I will post a summary of Thursday as soon as I can.

UK Bio Bank

While watching the news on Friday night, yes it doesn’t get much more exciting than that these days, i saw a piece on the UK Bio Bank.  UK Biobank is a major national health resource with the aim of improving the prevention, diagnosis and treatment of a wide range of serious and life-threatening illnesses – including cancer, heart diseases, stroke, diabetes, arthritis, osteoporosis, eye disorders, depression and forms of dementia. UK Biobank recruited 500,000 people aged between 40-69 years in 2006-2010 from across the country to take part in this project. They have undergone measures, provided blood, urine and saliva samples for future analysis, detailed information about themselves and agreed to have their health followed.

So what is the significance of this study?  There are a a couple of important differences from previous studies, most obvious being the number of participants.  Half a million subjects is a huge, and importantly significant, sample size.  It should allow researchers to cut through background noise and discover trends that have not been apparent in smaller studies.  Another difference is that this study focuses on a diverse range of people. Some are already suffering from an illness but many are perfectly healthy.  Much of the previous research has focused on just those that are already suffering from an illness.

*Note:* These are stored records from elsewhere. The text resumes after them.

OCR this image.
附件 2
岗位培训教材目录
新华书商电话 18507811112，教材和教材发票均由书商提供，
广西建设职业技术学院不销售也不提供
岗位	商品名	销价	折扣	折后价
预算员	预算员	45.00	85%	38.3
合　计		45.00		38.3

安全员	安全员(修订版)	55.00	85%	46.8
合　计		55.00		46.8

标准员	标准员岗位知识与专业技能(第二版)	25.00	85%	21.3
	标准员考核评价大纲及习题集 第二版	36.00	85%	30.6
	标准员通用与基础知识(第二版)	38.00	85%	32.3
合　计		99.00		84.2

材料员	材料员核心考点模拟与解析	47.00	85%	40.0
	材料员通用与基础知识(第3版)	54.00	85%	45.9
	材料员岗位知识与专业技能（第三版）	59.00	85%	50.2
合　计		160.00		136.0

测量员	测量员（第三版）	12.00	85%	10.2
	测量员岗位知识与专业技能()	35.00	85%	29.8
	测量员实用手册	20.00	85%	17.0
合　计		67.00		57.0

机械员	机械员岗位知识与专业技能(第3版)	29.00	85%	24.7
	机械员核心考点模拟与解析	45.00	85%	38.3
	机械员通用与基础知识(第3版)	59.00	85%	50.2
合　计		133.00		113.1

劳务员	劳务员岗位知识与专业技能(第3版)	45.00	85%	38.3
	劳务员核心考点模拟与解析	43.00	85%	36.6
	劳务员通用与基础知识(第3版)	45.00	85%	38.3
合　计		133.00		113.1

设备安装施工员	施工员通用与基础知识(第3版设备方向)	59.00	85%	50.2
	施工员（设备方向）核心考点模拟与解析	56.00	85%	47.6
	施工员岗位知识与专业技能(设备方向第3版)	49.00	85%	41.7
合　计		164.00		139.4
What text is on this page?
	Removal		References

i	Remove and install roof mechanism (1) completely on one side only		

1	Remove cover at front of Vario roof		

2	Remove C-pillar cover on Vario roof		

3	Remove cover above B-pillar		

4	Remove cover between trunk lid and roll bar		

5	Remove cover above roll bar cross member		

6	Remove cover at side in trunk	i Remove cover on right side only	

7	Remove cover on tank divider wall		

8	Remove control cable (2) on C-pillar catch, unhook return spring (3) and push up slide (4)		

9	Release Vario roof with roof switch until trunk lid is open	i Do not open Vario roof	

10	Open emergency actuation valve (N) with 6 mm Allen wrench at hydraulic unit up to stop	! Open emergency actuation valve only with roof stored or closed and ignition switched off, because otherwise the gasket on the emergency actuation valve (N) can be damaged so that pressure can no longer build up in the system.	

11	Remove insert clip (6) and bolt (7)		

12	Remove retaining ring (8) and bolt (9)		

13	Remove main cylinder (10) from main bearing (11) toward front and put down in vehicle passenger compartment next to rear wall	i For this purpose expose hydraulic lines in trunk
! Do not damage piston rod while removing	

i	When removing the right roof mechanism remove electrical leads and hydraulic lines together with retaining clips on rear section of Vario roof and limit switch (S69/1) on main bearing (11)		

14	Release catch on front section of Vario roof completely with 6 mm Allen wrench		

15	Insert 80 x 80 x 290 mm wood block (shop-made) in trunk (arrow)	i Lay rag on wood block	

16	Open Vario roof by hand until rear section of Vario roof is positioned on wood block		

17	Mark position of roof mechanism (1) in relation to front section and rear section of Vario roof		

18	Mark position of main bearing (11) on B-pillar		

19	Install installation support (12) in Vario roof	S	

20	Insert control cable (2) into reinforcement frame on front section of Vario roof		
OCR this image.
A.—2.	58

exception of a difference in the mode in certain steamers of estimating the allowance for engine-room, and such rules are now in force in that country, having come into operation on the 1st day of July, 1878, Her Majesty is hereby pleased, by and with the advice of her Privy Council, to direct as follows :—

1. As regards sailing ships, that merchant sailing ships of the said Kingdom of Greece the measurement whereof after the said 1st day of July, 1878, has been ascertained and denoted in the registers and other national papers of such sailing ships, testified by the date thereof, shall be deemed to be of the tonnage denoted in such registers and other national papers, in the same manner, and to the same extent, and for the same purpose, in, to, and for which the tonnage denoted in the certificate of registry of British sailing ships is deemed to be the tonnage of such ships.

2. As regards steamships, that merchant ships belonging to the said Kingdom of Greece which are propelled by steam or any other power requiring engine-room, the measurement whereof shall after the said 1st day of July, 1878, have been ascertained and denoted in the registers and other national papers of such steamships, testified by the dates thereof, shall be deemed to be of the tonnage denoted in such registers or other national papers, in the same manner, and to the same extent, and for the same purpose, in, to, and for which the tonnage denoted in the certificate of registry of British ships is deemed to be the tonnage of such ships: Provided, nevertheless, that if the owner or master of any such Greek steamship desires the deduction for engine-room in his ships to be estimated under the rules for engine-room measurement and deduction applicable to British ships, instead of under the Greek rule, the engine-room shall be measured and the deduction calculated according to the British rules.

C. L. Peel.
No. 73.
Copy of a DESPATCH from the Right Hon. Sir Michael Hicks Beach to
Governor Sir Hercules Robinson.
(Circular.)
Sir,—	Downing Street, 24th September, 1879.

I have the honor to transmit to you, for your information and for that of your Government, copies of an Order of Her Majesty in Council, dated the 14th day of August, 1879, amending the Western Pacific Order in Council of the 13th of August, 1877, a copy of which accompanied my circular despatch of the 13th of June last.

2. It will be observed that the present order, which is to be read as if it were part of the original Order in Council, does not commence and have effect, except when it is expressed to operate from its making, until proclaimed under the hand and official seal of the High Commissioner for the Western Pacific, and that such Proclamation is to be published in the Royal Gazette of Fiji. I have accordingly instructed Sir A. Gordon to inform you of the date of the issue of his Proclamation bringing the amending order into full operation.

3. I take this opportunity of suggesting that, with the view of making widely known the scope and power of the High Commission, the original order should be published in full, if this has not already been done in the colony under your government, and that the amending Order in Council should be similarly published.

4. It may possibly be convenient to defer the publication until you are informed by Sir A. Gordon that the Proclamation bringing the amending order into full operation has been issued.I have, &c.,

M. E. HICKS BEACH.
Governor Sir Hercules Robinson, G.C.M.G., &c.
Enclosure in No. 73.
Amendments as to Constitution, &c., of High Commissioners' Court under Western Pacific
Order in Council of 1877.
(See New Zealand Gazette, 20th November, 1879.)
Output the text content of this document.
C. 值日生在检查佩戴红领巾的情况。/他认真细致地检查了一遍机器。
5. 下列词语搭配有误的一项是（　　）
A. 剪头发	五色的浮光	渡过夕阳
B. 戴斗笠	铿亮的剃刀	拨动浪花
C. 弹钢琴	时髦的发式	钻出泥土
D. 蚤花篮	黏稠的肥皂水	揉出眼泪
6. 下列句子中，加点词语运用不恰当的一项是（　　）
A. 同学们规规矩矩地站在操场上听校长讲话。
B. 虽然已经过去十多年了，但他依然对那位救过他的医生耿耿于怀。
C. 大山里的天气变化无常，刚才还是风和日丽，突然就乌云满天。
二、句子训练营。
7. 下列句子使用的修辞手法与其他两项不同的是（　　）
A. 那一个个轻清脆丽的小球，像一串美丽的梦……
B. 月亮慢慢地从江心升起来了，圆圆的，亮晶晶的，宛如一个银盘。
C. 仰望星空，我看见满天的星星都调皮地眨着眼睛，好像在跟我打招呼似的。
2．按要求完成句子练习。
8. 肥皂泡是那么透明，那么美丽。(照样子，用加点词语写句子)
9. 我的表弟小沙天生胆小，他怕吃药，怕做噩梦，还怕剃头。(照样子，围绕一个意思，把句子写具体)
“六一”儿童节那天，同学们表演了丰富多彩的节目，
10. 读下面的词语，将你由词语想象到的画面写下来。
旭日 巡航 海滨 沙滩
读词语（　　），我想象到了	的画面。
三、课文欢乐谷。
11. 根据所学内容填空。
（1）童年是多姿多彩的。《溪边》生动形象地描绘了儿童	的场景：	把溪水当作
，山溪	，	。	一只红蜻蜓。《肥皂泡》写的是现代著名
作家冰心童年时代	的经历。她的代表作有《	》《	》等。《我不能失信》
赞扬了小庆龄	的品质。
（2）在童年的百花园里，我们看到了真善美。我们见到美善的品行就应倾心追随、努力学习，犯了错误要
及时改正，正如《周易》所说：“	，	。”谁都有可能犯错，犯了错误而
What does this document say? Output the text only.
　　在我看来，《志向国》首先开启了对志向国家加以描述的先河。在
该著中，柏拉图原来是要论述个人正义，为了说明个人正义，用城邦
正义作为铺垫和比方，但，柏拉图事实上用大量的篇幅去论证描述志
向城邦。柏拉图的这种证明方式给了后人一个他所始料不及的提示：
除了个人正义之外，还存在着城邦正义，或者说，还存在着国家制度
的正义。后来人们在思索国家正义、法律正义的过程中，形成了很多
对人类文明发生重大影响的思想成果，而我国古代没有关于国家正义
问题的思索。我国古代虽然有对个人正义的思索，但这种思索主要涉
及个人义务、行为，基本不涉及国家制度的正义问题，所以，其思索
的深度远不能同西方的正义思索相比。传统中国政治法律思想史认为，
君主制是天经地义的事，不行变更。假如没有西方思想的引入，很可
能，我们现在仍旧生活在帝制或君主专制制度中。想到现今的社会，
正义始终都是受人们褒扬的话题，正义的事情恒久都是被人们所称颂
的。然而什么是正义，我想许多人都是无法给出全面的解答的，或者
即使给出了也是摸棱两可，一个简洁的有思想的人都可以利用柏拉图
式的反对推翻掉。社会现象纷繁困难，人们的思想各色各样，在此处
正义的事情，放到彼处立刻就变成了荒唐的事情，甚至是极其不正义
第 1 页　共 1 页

So why am I writing about the UK Bio Bank on a geospatial blog? Well, along with the wide array of physiological measurements that are being collected about each subject, the research team are collecting information about:

  • where participants live
  • where they grew up
  • where they have lived throughout their life
  • the income of their family while they grew up
  • their employment

and I am sure many more things.  This gives the study a spatial element and geographical factors can have a strong influence on health.  With such a large sample size GIS is the obvious tool to analyse and extract patterns from the noise of the data.  Packages such as ArcGIS and R Stats will help researchers explore the dataset.  I am sure the UK Bio Bank will become a an important research resource in years to come and will have a significant impact on epidemiology research.

UK Biobank was established by the Wellcome Trust medical charity, Medical Research CouncilDepartment of HealthScottish Government and the Northwest Regional Development Agency. It has also had funding from theWelsh Assembly Government and the British Heart Foundation. UK Biobank is hosted by the University of Manchester and supported by the National Health Service (NHS).